The answer is: No different from non-vegetarian or lacto-ovo-vegetarian children. The World Health Organization (WHO) produces growth charts that consist of curves which show what body height, what body weight and what weight to height ratio babies and children should have at a certain age - roughly speaking - if they are growing and developing healthily.
If you're impatient, just scroll down to the colourful charts below.
These growth charts are called The WHO Child Growth Standards and they are available in English, Spanish, French, Russian, and Chinese.
Where does the WHO get these numbers from? How can we know how children "should" grow??
The answer is: From a group of very well conducted studies with generally well-nourished children in six different countries. The countries are the United States, Brazil, Ghana, Norway, Oman, and India. The studies were conducted from 1997 to 2006 and the children included (more than 8000) were 0 to 5 years old, and they were all breastfed - which is considered ideal for healthy growth and development. In addition, all the children were healthy and didn't have any of the typical negative factors that could impair their growth: exposure to cigarette smoke, severe environmental pollution, or growing up in poverty. The study measured the following: body weight, body height (aka body length in children up to 2 years), head circumference, mean upper arm circumference (aka MUAC), and the thickness of the skin at the upper arm (triceps) and at the shoulder (subscapular).
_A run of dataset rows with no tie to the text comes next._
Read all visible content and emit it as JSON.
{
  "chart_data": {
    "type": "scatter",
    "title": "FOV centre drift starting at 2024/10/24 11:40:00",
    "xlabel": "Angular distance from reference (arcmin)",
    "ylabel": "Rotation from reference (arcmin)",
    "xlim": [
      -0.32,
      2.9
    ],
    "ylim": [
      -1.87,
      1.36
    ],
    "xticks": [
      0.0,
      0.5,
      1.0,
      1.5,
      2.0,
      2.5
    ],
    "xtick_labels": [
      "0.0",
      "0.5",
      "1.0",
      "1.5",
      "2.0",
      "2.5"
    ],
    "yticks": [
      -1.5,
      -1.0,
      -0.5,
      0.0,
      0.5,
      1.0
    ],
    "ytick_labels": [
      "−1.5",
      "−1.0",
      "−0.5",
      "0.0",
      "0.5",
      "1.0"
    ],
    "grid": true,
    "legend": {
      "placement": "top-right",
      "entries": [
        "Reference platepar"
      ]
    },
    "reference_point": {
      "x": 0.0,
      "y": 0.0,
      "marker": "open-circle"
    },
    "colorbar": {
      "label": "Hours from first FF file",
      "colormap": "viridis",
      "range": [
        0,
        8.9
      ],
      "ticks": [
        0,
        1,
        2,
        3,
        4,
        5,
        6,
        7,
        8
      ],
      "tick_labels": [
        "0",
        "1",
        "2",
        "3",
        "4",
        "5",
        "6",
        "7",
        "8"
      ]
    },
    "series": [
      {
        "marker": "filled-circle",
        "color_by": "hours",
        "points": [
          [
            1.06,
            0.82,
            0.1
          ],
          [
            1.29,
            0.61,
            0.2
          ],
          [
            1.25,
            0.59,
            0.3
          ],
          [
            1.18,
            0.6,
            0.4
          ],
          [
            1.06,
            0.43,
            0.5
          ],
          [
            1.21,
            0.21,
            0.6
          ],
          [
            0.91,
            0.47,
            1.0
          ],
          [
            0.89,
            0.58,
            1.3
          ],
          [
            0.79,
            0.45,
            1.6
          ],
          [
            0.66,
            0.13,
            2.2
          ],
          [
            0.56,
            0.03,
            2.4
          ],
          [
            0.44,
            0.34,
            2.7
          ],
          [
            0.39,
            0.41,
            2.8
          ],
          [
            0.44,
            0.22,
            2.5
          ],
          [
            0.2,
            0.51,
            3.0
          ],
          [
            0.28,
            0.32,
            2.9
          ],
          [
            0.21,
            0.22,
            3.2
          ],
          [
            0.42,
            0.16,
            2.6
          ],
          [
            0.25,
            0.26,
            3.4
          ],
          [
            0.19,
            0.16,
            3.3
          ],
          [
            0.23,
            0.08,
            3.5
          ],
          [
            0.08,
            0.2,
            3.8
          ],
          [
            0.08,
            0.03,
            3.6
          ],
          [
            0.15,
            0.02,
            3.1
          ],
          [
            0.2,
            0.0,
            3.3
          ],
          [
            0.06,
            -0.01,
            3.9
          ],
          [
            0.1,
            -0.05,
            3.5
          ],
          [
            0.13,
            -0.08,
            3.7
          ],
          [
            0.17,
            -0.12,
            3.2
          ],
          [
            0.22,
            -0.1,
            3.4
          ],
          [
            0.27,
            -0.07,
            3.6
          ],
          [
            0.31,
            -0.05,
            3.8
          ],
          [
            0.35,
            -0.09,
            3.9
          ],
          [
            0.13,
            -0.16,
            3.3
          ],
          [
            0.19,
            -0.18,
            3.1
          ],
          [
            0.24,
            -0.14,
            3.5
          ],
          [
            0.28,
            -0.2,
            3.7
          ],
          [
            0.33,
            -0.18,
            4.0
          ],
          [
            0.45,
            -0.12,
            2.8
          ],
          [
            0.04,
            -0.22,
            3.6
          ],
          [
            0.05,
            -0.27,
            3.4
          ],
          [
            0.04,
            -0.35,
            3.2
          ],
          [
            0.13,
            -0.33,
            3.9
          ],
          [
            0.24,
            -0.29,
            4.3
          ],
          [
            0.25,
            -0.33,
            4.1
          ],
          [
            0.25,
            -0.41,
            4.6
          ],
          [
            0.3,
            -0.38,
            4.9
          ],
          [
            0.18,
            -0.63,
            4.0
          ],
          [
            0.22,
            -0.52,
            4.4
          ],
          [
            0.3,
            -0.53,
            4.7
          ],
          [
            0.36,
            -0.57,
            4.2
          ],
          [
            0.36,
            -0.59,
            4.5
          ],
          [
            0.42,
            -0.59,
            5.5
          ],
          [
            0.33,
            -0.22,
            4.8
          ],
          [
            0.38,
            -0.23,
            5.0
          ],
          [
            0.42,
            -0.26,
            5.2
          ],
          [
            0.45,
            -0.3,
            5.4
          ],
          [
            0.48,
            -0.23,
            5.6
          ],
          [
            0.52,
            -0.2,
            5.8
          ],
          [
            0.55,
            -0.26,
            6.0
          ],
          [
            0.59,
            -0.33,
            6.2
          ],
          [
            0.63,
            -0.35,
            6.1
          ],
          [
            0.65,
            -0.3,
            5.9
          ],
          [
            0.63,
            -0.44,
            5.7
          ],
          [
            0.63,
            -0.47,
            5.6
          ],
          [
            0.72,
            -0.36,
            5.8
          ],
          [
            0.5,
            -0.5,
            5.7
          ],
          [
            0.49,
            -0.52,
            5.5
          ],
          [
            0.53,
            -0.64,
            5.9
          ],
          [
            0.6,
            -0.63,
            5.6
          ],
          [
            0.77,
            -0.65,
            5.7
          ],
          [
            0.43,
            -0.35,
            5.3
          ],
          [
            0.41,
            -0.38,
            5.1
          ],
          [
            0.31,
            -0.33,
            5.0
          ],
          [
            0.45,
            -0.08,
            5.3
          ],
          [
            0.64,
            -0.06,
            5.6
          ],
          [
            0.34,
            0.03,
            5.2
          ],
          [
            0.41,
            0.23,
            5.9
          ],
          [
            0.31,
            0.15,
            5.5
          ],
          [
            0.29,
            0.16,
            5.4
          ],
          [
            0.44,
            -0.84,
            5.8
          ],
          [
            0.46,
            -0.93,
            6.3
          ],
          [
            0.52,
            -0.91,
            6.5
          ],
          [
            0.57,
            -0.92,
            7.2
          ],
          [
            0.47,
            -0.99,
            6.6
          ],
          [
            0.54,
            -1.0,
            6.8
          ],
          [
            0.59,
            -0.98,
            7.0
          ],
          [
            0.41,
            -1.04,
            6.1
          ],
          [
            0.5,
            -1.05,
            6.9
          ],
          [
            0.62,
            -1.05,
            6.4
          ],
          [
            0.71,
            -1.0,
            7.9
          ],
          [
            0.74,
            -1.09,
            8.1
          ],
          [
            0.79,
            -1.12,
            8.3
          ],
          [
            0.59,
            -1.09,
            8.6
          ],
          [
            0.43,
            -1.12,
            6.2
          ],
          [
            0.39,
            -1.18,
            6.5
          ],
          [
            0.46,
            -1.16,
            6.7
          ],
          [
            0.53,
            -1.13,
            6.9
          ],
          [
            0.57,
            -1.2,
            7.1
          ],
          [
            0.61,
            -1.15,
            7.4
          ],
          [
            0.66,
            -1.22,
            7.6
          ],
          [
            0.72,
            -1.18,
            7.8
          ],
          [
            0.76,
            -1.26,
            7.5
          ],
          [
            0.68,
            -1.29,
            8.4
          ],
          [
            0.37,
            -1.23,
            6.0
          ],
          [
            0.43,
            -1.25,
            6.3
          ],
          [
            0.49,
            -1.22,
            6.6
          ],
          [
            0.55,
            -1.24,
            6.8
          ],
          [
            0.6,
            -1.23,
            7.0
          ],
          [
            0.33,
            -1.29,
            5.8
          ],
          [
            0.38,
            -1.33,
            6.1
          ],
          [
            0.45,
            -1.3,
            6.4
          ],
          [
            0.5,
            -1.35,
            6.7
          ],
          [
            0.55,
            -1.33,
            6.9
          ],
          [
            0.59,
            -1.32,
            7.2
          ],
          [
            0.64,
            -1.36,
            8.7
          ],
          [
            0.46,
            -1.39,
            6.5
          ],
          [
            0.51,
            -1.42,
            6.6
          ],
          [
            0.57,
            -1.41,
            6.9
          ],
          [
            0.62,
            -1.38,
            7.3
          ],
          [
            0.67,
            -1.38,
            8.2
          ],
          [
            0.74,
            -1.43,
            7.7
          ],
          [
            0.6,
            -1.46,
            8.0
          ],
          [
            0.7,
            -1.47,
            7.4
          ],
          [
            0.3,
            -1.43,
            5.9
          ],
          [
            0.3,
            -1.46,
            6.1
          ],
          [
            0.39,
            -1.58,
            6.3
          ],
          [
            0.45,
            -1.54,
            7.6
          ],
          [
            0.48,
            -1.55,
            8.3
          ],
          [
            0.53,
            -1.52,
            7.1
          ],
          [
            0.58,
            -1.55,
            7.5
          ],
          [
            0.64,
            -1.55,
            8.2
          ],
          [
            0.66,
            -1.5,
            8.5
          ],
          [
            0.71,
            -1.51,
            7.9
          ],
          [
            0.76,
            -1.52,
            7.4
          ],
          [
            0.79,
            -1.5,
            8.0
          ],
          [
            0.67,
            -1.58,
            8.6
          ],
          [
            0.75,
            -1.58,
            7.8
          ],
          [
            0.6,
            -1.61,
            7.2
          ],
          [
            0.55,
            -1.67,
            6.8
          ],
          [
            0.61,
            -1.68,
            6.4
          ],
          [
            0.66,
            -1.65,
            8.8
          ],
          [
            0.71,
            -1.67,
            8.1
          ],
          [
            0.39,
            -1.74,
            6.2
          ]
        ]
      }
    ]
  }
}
The study also assessed the so-called motor development milestones - these show that not just the child's body is developing normally but also their brain and their abilities to control their movements, etc.
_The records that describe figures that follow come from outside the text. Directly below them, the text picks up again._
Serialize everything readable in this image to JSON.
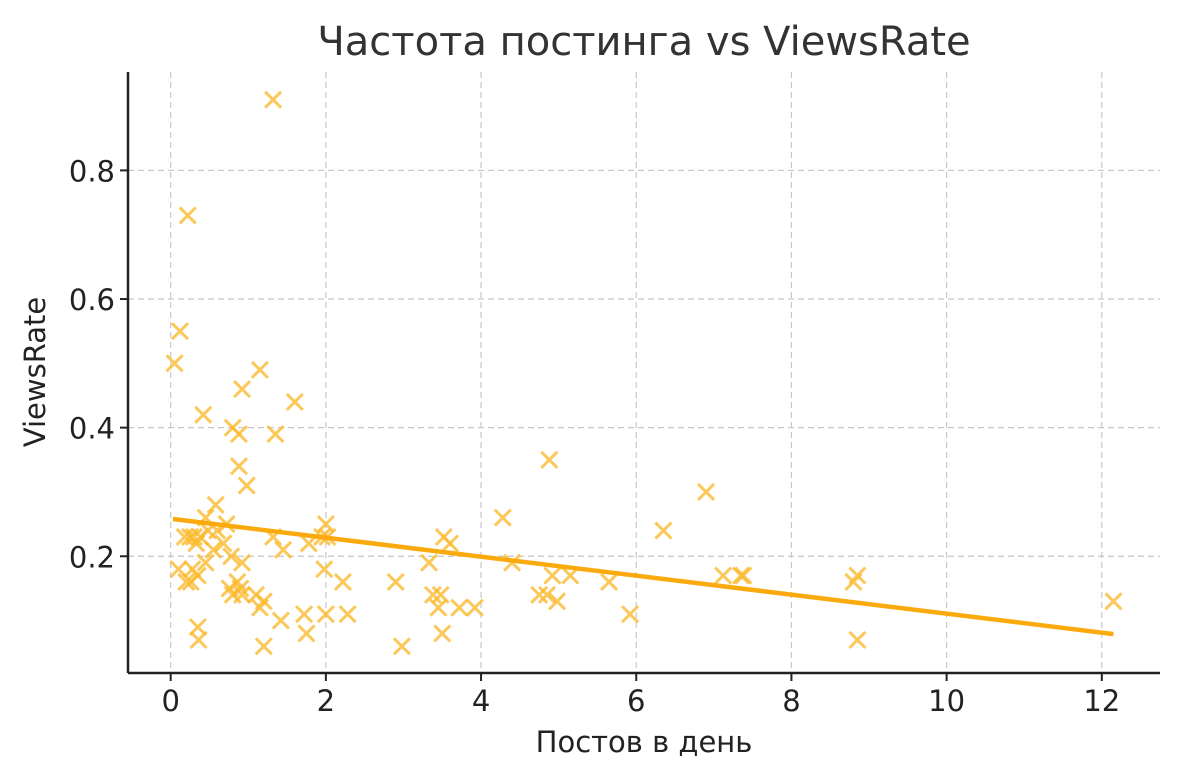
{
  "chart_data": {
    "type": "scatter",
    "title": "Частота постинга vs ViewsRate",
    "xlabel": "Постов в день",
    "ylabel": "ViewsRate",
    "xlim": [
      -0.55,
      12.75
    ],
    "ylim": [
      0.0185,
      0.953
    ],
    "x_ticks": [
      0,
      2,
      4,
      6,
      8,
      10,
      12
    ],
    "y_ticks": [
      0.2,
      0.4,
      0.6,
      0.8
    ],
    "x_tick_labels": [
      "0",
      "2",
      "4",
      "6",
      "8",
      "10",
      "12"
    ],
    "y_tick_labels": [
      "0.2",
      "0.4",
      "0.6",
      "0.8"
    ],
    "grid": true,
    "colors": {
      "points": "#fbb82a",
      "trend": "#fbaa0e",
      "grid": "#c8c8c8",
      "axis": "#222222"
    },
    "marker": "x",
    "points": [
      [
        1.32,
        0.91
      ],
      [
        0.22,
        0.73
      ],
      [
        0.12,
        0.55
      ],
      [
        0.05,
        0.5
      ],
      [
        1.15,
        0.49
      ],
      [
        0.92,
        0.46
      ],
      [
        1.6,
        0.44
      ],
      [
        0.42,
        0.42
      ],
      [
        0.8,
        0.4
      ],
      [
        0.88,
        0.39
      ],
      [
        1.35,
        0.39
      ],
      [
        0.88,
        0.34
      ],
      [
        0.98,
        0.31
      ],
      [
        0.58,
        0.28
      ],
      [
        0.45,
        0.26
      ],
      [
        0.48,
        0.24
      ],
      [
        0.72,
        0.25
      ],
      [
        0.6,
        0.24
      ],
      [
        0.38,
        0.23
      ],
      [
        0.3,
        0.23
      ],
      [
        0.25,
        0.23
      ],
      [
        0.18,
        0.23
      ],
      [
        0.68,
        0.22
      ],
      [
        0.33,
        0.22
      ],
      [
        0.55,
        0.21
      ],
      [
        0.78,
        0.2
      ],
      [
        0.92,
        0.19
      ],
      [
        0.45,
        0.19
      ],
      [
        0.28,
        0.18
      ],
      [
        0.1,
        0.18
      ],
      [
        0.35,
        0.17
      ],
      [
        0.26,
        0.16
      ],
      [
        0.2,
        0.16
      ],
      [
        0.86,
        0.16
      ],
      [
        0.76,
        0.15
      ],
      [
        0.9,
        0.15
      ],
      [
        0.8,
        0.14
      ],
      [
        0.92,
        0.14
      ],
      [
        1.1,
        0.14
      ],
      [
        1.2,
        0.13
      ],
      [
        1.15,
        0.12
      ],
      [
        1.42,
        0.1
      ],
      [
        0.35,
        0.09
      ],
      [
        0.36,
        0.07
      ],
      [
        1.2,
        0.06
      ],
      [
        1.32,
        0.23
      ],
      [
        1.45,
        0.21
      ],
      [
        1.78,
        0.22
      ],
      [
        1.95,
        0.23
      ],
      [
        2.0,
        0.25
      ],
      [
        2.02,
        0.23
      ],
      [
        1.98,
        0.18
      ],
      [
        2.22,
        0.16
      ],
      [
        1.72,
        0.11
      ],
      [
        2.0,
        0.11
      ],
      [
        2.28,
        0.11
      ],
      [
        1.75,
        0.08
      ],
      [
        2.9,
        0.16
      ],
      [
        2.98,
        0.06
      ],
      [
        3.33,
        0.19
      ],
      [
        3.38,
        0.14
      ],
      [
        3.45,
        0.12
      ],
      [
        3.48,
        0.14
      ],
      [
        3.52,
        0.23
      ],
      [
        3.6,
        0.22
      ],
      [
        3.5,
        0.08
      ],
      [
        3.72,
        0.12
      ],
      [
        3.92,
        0.12
      ],
      [
        4.28,
        0.26
      ],
      [
        4.4,
        0.19
      ],
      [
        4.75,
        0.14
      ],
      [
        4.85,
        0.14
      ],
      [
        4.88,
        0.35
      ],
      [
        4.92,
        0.17
      ],
      [
        4.98,
        0.13
      ],
      [
        5.15,
        0.17
      ],
      [
        5.65,
        0.16
      ],
      [
        5.92,
        0.11
      ],
      [
        6.35,
        0.24
      ],
      [
        6.9,
        0.3
      ],
      [
        7.12,
        0.17
      ],
      [
        7.35,
        0.17
      ],
      [
        7.38,
        0.17
      ],
      [
        8.8,
        0.16
      ],
      [
        8.85,
        0.17
      ],
      [
        8.85,
        0.07
      ],
      [
        12.15,
        0.13
      ]
    ],
    "trendline": {
      "x": [
        0.03,
        12.15
      ],
      "y": [
        0.258,
        0.079
      ]
    }
  }
}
Note, that there are some disadvantages to the WHO growth charts. For example, they didn't include children from China, or from Spain, Thailand, Egypt, etc. ... and of course ethnicity can have an influence on how tall people will get on average. Also note that, of course not all children (or people in general) have the same height, and this is not necessarily due to illness or dietary deficiencies, but just due to ... well everybody being different (different genetics). For example, ethnic northern Europeans tend to be a bit taller than the average person globally.
However, dietary deficiencies - for example in protein, or calories, or vitamins and/or minerals - can impair a child's growth ... and also a child's brain development, intelligence, happiness and future disease risk.
So - as you quite surely know - a healthy diet, and this includes avoiding all nutrient deficiencies - is very very important for babies and children. ... Also, for adolescents, and pretty much everyone, but especially for babies and younger children. Deficiencies at this young age can potentially cause irreversible damage.
Now, let's ignore much of this, and let's just look at the following two things:
- body height
- body weight
The question is:
How should vegan children grow? How tall should they be at what age? How much should they weigh? (yes, actually three questions)
The WHO growth charts can answer these questions.
Note, that other countries often use other charts, specific for their own country's population. For example, the United States like to use their own charts (by the CDC and Harvard), or Germany likes to use their own German growth charts - which are similar but not exactly the same as the international WHO charts.
It is very important that you visit your family doctor/pediatrician with your baby regularly - just like everyone else does with the babies. The doctor can see if your child is developing normally - also using such growth charts among other things. The doctor can also detect whether there are any kind of rare illnesses that have nothing to do with the child's diet. Note, that your family doctor/pediatrician will likely not be able to advise you very well on vegan nutrition - neither for your baby nor for yourself.
[I'm working on vegan nutrition info for vegan babies. In the meantime, I recommend checking the following resources which provide science-based information on vegan nutrition:
VeganHealth.org - info more for adults
OK, so below you can see the charts. Note, that there are different ones for boys and girls.
How tall should your vegan child be?
How to read these charts: The 50th percentile (green line) is something like the average (average height or weight). If your child's values (height or weight) are very far from the 50th percentile, especially if they're below the 5th percentile (somewhere near the lower red line), this could indicate that there is a problem. Your family doctor/pediatrician should be the one you discuss this with. I do recommend choosing a nice and respectful family doctor/pediatrician with integrity and the willingness to help you and your child.
How much should your vegan child weigh?
By the way, there have not been many studies looking at how vegan babies and children grow. There have been some from the United States, the United Kingdom, and more recently Germany. What these studies show is in fact that well-nourished vegan children do grow normally. Surprise!
But do keep in mind that nutrient deficiencies really must be avoided. And vitamin B12 is the most important to really pay attention to.
Any always remember, if you need help, ask for help.